A dívida externa do Brasil atingiu o maior nível já registrado e se aproxima da marca de US$ 400 bilhões, segundo dados divulgados pelo Banco Central. Em janeiro, o estoque total chegou a US$ 397,5 bilhões, valor que representa o maior patamar em 56 anos de estatísticas da autoridade monetária.
O indicador considera as obrigações financeiras do país com credores internacionais, incluindo dívidas do governo, de instituições financeiras e de empresas privadas. O avanço reflete uma trajetória de crescimento iniciada em 2023, período em que o volume total da dívida externa aumentou cerca de 24,4%.

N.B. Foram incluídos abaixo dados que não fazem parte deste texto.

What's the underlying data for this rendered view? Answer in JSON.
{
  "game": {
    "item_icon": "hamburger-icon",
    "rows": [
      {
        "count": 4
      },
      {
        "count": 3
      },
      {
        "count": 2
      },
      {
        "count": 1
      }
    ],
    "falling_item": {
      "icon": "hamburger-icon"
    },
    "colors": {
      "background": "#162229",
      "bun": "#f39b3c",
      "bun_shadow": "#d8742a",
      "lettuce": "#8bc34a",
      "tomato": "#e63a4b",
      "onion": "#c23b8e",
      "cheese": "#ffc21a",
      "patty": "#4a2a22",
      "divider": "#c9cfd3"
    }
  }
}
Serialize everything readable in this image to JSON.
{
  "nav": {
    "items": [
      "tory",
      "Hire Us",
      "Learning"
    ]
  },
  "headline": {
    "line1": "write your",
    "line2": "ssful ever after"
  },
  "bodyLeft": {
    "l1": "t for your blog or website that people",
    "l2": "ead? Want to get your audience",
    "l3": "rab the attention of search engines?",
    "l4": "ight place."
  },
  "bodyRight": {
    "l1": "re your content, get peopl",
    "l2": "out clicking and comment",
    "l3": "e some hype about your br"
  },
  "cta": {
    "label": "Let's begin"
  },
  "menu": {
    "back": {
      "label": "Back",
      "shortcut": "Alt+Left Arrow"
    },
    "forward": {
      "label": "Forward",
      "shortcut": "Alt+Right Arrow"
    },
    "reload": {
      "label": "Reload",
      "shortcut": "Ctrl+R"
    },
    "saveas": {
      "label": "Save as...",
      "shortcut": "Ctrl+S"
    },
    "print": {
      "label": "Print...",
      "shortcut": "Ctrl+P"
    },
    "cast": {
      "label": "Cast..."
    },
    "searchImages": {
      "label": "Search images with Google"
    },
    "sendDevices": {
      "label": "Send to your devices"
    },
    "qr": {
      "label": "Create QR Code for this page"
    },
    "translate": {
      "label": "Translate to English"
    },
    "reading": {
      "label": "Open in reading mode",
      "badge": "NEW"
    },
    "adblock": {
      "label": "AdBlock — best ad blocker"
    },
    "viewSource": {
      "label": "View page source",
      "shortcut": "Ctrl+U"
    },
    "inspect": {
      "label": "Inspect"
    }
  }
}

Entre os setores responsáveis pelo endividamento, o sistema bancário concentra a maior parcela, com cerca de US$ 159,4 bilhões, o equivalente a pouco mais de 40% do total. Na sequência aparecem empresas e outros segmentos da economia, com aproximadamente US$ 133 bilhões, enquanto o governo geral responde por cerca de US$ 86,5 bilhões. O próprio Banco Central detém cerca de US$ 18,6 bilhões do montante total.
Apesar do recorde, houve redução na dívida externa do governo quando considerada apenas a parcela em moeda estrangeira. Na comparação com dezembro de 2024, o valor caiu cerca de 11%, influenciado principalmente pela valorização do real e pelo fato de os pagamentos de vencimentos terem superado novas captações. Mesmo assim, o Tesouro Nacional realizou emissões no exterior que somaram US$ 10,8 bilhões em 2025, o maior volume em duas décadas.
Por outro lado, o endividamento do sistema bancário apresentou crescimento significativo no último ano, com alta de 32%. Já o setor público registrou aumento de 7,7% no mesmo período.
Analistas avaliam que, apesar da expansão da dívida, não há risco imediato de insolvência para o país. Isso porque o Brasil ainda mantém reservas internacionais superiores ao total da dívida externa. No entanto, a diferença entre esses dois indicadores diminuiu consideravelmente nos últimos anos. Se há cerca de uma década a margem positiva superava US$ 67 bilhões, atualmente ela está abaixo de US$ 10 bilhões.
Outro fator que pressiona as contas externas é o crescimento do déficit nas transações correntes, que saltou de US$ 27,1 bilhões em 2023 para US$ 69 bilhões no ano passado. Economistas apontam que despesas com serviços digitais e investimentos em criptoativos estão entre os elementos que contribuem para o aumento desse desequilíbrio.
Mesmo diante desse cenário, os investimentos estrangeiros diretos continuam entrando no país. Em 2025, o volume alcançou US$ 77,7 bilhões. A projeção de especialistas é que o déficit em conta corrente diminua gradualmente ao longo dos próximos anos, podendo chegar a cerca de US$ 60 bilhões em 2030.
No caso das empresas privadas, especialistas observam que boa parte das dívidas externas está associada a companhias que possuem receitas em moeda estrangeira, o que ajuda a reduzir o risco de impacto direto de variações cambiais sobre suas contas.